The objection to the method of fixing a single baseline for a whole session of trials is hard to understand, because typically what is analysed is the average difference between calm and arousing trials in each session, which will be independent of the baseline. Even if another analysis method were used in which the position of the baseline mattered - and if the variability of the data were increased - the effect of that would not be to produce a spurious different between calm and arousing trials, but to tend to obscure any genuine difference.
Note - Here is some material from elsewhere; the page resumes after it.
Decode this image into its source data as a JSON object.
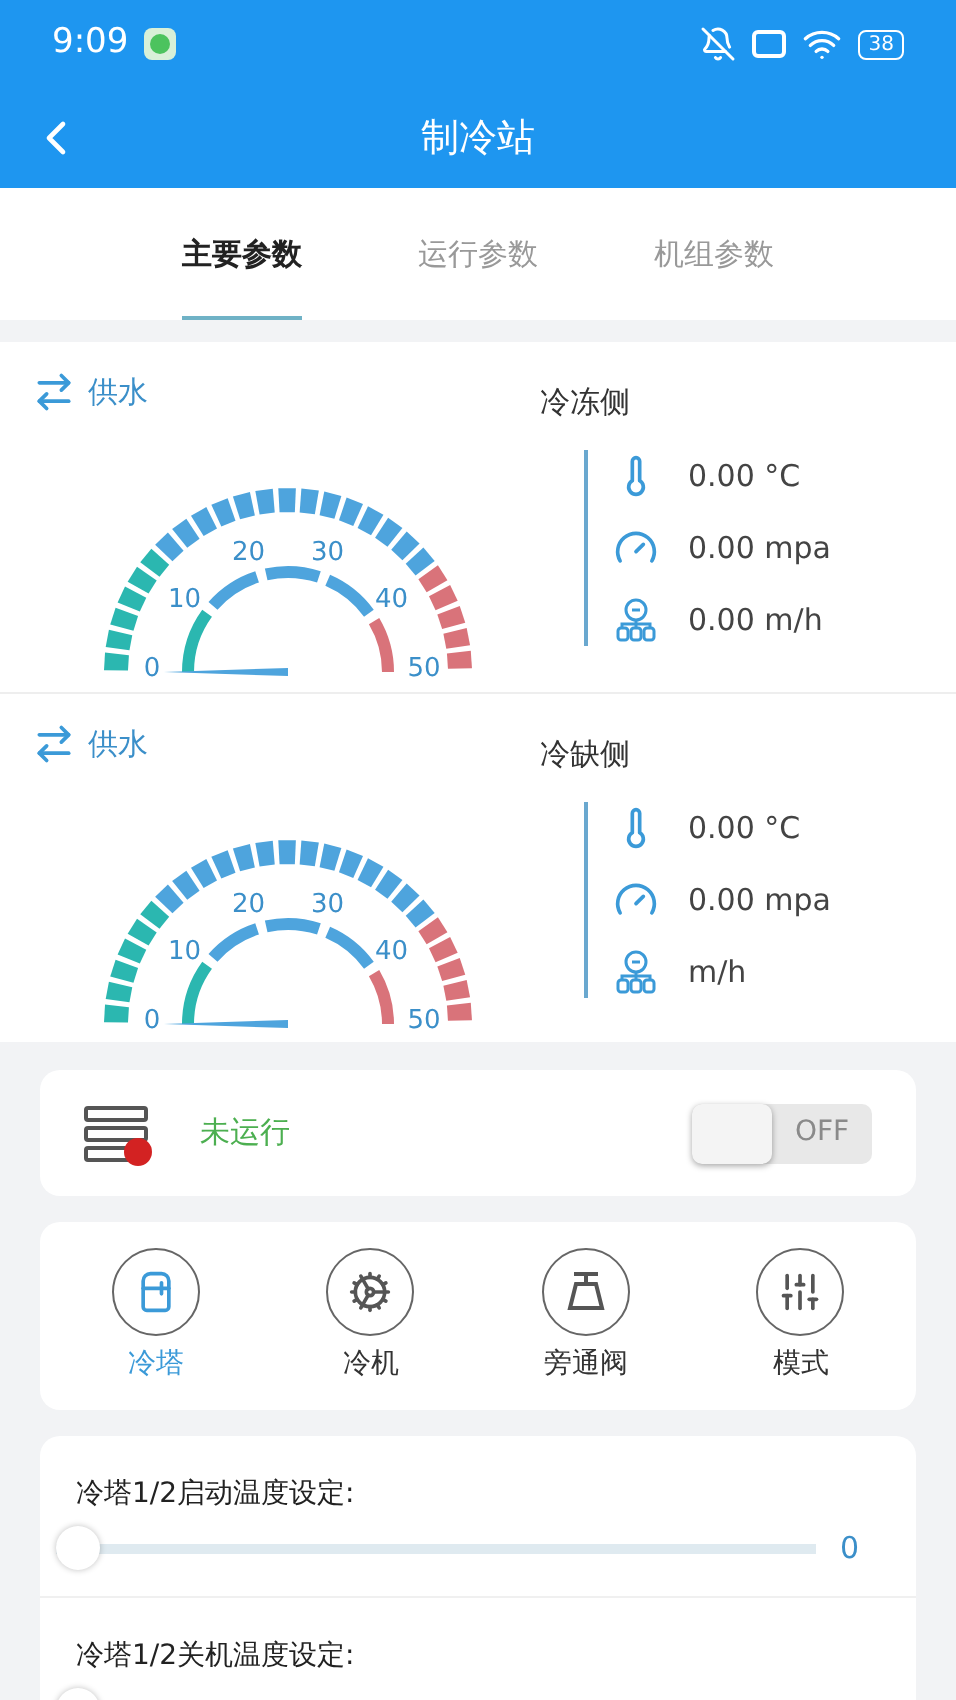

Certainly if trial-by-trial baselines were used, and the position of the baseline were influenced by the response to the preceding trial, that would be undesirable. But it would be only a particular example of the general dependence of the response to each trial on all the preceding trials (as in expectation bias). Regardless of how baselines are chosen, the effect of that dependence needs to be eliminated, whether by using an estimate of its size, by modifying the protocol to use single trials, or by using an appropriate analysis technique. (It seems that trial-by-trial baselines were used in only 2 of the 26 studies included in the meta-analysis, though for some reason Schwarzkopf describes these two as "many of these studies".)